なんか身近すぎて。いや、料亭や割烹や由緒正しき旅館などで出される高級料理が
身近だなんて言ってるわけじゃなく、「今夜何食べたい?」なんて話になったとき、
「やっぱ和食かなあ」みたいな、そういう身近さが文化と呼べるのかという疑問です。

それを解決するひとつの要因は、和食の定義でしょうね。
然るべき腕前と経験をもつ料理人がつくるものが和食なら、
たとえ毎日割烹着を着るお母さんがつくる料理は和食とは呼べないのかもしれない。
だとしたらどうですか? 何か違和感がありますよね。
僕は今思い付きで書いています。
文化遺産の登録条件も、それに関わる和食の定義も調べていません。

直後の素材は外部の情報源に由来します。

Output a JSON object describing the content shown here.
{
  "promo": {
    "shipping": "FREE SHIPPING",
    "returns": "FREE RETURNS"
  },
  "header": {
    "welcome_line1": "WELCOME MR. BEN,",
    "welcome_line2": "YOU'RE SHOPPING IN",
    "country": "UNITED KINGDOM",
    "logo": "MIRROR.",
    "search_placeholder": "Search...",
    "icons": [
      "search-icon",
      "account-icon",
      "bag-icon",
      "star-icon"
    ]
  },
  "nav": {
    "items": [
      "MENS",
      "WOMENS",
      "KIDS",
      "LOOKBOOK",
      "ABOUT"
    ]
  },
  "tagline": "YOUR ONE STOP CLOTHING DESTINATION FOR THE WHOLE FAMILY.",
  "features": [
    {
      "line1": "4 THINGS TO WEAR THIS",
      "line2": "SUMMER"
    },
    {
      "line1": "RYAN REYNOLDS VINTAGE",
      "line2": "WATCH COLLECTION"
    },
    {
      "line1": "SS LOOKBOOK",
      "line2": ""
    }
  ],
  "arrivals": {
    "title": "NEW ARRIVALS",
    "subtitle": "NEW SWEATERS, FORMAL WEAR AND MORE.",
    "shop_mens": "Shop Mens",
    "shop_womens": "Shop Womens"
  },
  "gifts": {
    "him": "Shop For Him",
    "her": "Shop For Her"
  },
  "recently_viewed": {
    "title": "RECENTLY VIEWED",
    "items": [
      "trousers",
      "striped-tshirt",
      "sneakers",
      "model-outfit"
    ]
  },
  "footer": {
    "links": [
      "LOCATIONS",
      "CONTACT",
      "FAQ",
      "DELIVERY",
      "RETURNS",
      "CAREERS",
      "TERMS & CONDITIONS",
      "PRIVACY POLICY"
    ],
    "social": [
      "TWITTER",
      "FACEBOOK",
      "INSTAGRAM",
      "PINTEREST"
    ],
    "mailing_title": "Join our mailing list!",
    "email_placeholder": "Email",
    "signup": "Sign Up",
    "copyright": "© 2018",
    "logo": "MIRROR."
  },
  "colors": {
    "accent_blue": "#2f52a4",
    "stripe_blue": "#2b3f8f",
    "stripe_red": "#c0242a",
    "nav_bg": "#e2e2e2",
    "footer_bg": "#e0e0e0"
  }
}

あしからず。

もうひとつ、和食の文化遺産登録がピンとこないのは、そもそも文化というものが
僕らに理解できていないからかもしれません。これも定義の話になりそうですけど、
まぁ要するに他の流儀や伝統と違うってことが明確になるからこそ、
ひとつの枠組みとして文化と呼べるものになるんだろうと思うんです。
洋食とは明らかに異なるから和食。アジアの中でも際立つから和食。

「なんてことより出汁のきいた味噌汁がうまけりゃいいじゃん」ってのも
ある部分で正解だし、そういう日本人特有の曖昧さが世界文化遺産の登録を
遅らせたというのも正論です。
また別の見方をすれば、海外からは文化と評価されるものを、そうとは気づかず
日常の中で気軽に飲み込んでいる僕らは、至極贅沢な民族なのかもしれません。
おいしい味噌汁が食べたいなあと思ったところから、こんな話になりました。